Sam suddenly stands up. He shouts “Cas!” over the clang of beer bottles and the whispers of flirting—and she startles a little bit in her seat. But no, Sam is looking in the other direction, towards the door—and she spots a man she’s only ever seen before in pictures.
He is still in a suit and coat—which might be part of the reason he looks out of place—but there is an energy about him that makes her think he'd always stand out no matter what he's wearing. And if that electricity didn’t get him noticed, the blue of his eyes surely would—because, woah, those are something.
This Cas—which, coincidence?—pulls up the stool next to Dean. The hunter quickly gestures for him to take off his coat and, with apparent impatience for how slowly he is dressing himself down, takes it upon himself to loosen his tie.

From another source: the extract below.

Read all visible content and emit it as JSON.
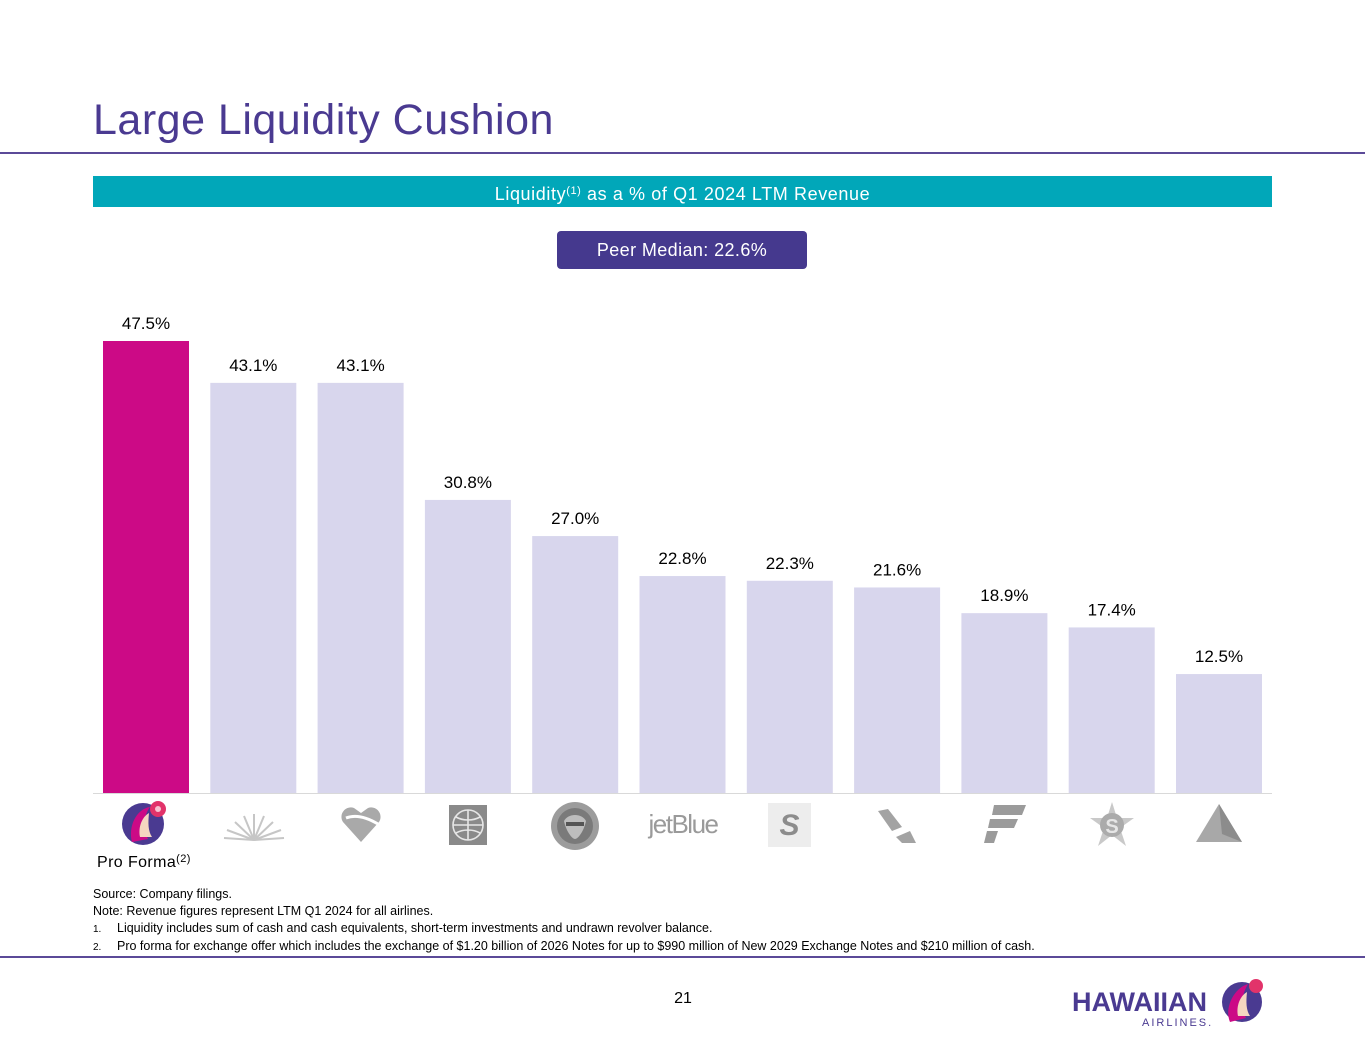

Cas smiles almost guiltily at this little touch—and suddenly, Cassie gets the tingly feeling that comes from finally figuring out what’s missing from her articles.
Her friend, Alyssa, finally comes back from her trip to the bathroom, which, by the look of her, took a detour by way of something cute. “Ooh, who ya checking out?” she asks, following Cassie’s gaze while twirling her drink with a cocktail straw. She raises her eyebrows appreciatively. “This place has some good pickings tonight. Want me to play wing woman?”
But Cassie is already shaking her head.
Because as the trio of men grab their drinks and claim a pool table for themselves, she watches Dean watch Cas. Watches Sam snort a laugh at something the two of them are talking about so that beer about comes out of his nose. And she doesn’t need to know who—or what—Cas is to know who he is to Dean. The matching rings on their left hands just prove it.
Suddenly, Dean looks up. His green eyes scan the room, flickering over where she and Alyssa sit, and she holds her breath, waiting.
She remembers their last goodbye. He’d said, “I’ll see ya, Cassie…I will,” with so much conviction that she knew he believed it—just as she had been equally convinced that the two of them weren't meant to be. To prove her point, his eyes pass over her to the clock on the wall without pause--and her heart unclenches slowly.
“You’re not still thinking about Brad, are you?” Alyssa chides, touching her on the shoulder with red-stained nails. “You can’t keep living in the past, you know.”
Cassie reaches for her martini and drinks deeply. “You’re absolutely right.”